119 So. 3d 1002, 2013 WL 2436684, 2013 Miss. LEXIS 329
CourtMississippi Supreme Court
DecidedJune 6, 2013
DocketNo. 2011-CA-01780-SCT
StatusPublished
Cited by4 cases

This text of 119 So. 3d 1002 (Mobility Medical, Inc. v. Mississippi Department of Revenue) is published on Counsel Stack Legal Research, covering Mississippi Supreme Court primary law. Counsel Stack provides free access to over 12 million legal documents including statutes, case law, regulations, and constitutions.

Bluebook
Mobility Medical, Inc. v. Mississippi Department of Revenue, 119 So. 3d 1002, 2013 WL 2436684, 2013 Miss. LEXIS 329 (Mich. 2013).

Opinions

DICKINSON, Presiding Justice,

for the Court:

¶ 1. Mississippi law requires Mobility Medical, Inc., and Mobility Medical of North Mississippi, LLC, (together referred to herein as “Mobility”) to pay a tax on their gross medical equipment sales proceeds, including sales to customers who are covered by the Federal Employees Health Benefits Plan (FEHBP). Federal law prohibits states from levying direct or indirect taxes on insurance carriers who participate in the FEHBP. The question before us today is whether this federal law prohibits the State of Mississippi from requiring Mobility to pay sales taxes on equipment it sells to individuals who are covered by the FEHBP. We hold that the tax on Mobility’s gross sales, is not a tax on FEHBP or any other health-benefits insurance plan. Accordingly, the federal law that prohibits the State from taxing FEHBP or its participating insurance carriers does not preempt the Mississippi law that requires Mobility to pay the tax on its gross sales, including those to individuals covered by FEHBP.

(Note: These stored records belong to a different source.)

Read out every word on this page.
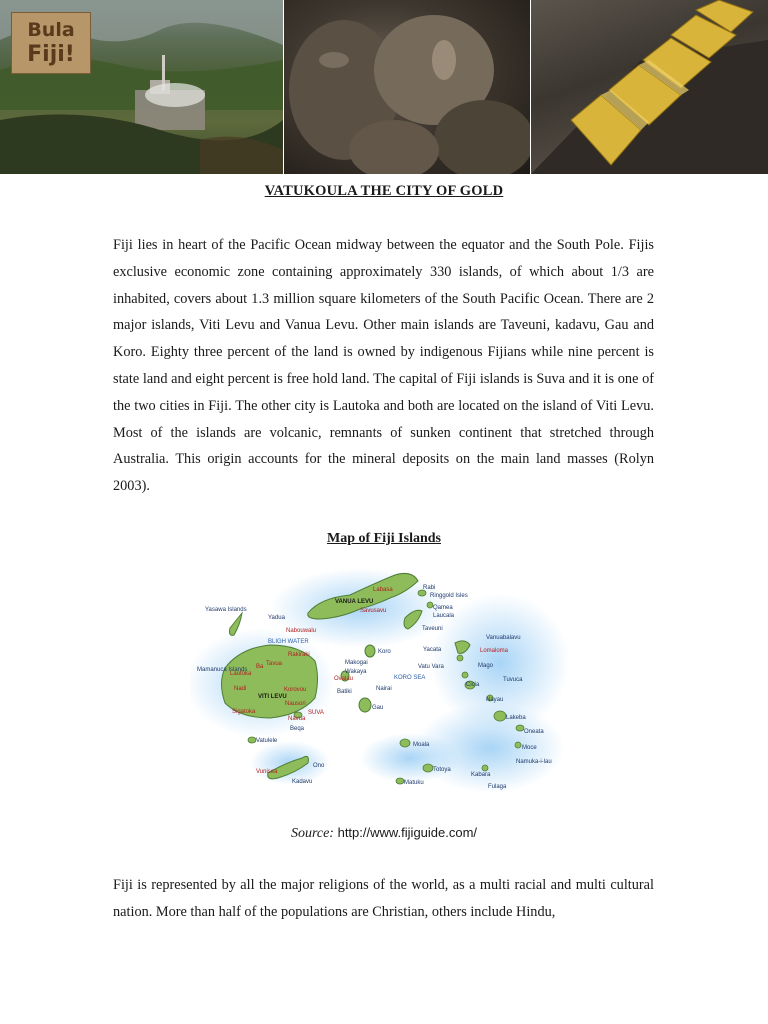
Bula
Fiji!
VATUKOULA THE CITY OF GOLD

Fiji lies in heart of the Pacific Ocean midway between the equator and the South Pole. Fijis exclusive economic zone containing approximately 330 islands, of which about 1/3 are inhabited, covers about 1.3 million square kilometers of the South Pacific Ocean. There are 2 major islands, Viti Levu and Vanua Levu. Other main islands are Taveuni, kadavu, Gau and Koro. Eighty three percent of the land is owned by indigenous Fijians while nine percent is state land and eight percent is free hold land. The capital of Fiji islands is Suva and it is one of the two cities in Fiji. The other city is Lautoka and both are located on the island of Viti Levu. Most of the islands are volcanic, remnants of sunken continent that stretched through Australia. This origin accounts for the mineral deposits on the main land masses (Rolyn 2003).

Map of Fiji Islands
VANUA LEVU
VITI LEVU
Labasa
Savusavu
Rabi
Ringgold Isles
Qamea
Laucala
Taveuni
Yasawa Islands
Yadua
Nabouwalu
BLIGH WATER
Rakiraki
Tavua
Ba
Lautoka
Mamanuca Islands
Nadi	Korovou
Sigatoka
Nausori
SUVA
Navua
Beqa
Vatulele
Koro
Makogai
Wakaya
Ovalau
Batiki	Nairai
Gau
KORO SEA
Yacata
Vatu Vara
Vanuabalavu
Lomaloma
Mago
Tuvuca
Cicia
Nayau
Lakeba
Oneata
Moce
Namuka-i-lau
Kabara
Fulaga
Moala
Totoya
Matuku
Ono
Vunisea
Kadavu
Source: http://www.fijiguide.com/

Fiji is represented by all the major religions of the world, as a multi racial and multi cultural nation. More than half of the populations are Christian, others include Hindu,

FACTS AND PROCEDURAL HISTORY

¶ 2. Mobility is a retail seller of medical equipment. In 2008, the Mississippi Department of Revenue reclassified certain sales of medical equipment paid for by third-party payors on behalf of government agencies as taxable transactions, subjecting Mobility to the 7% state sales tax on the gross proceeds of these retail sales from June 2004 through June 2007.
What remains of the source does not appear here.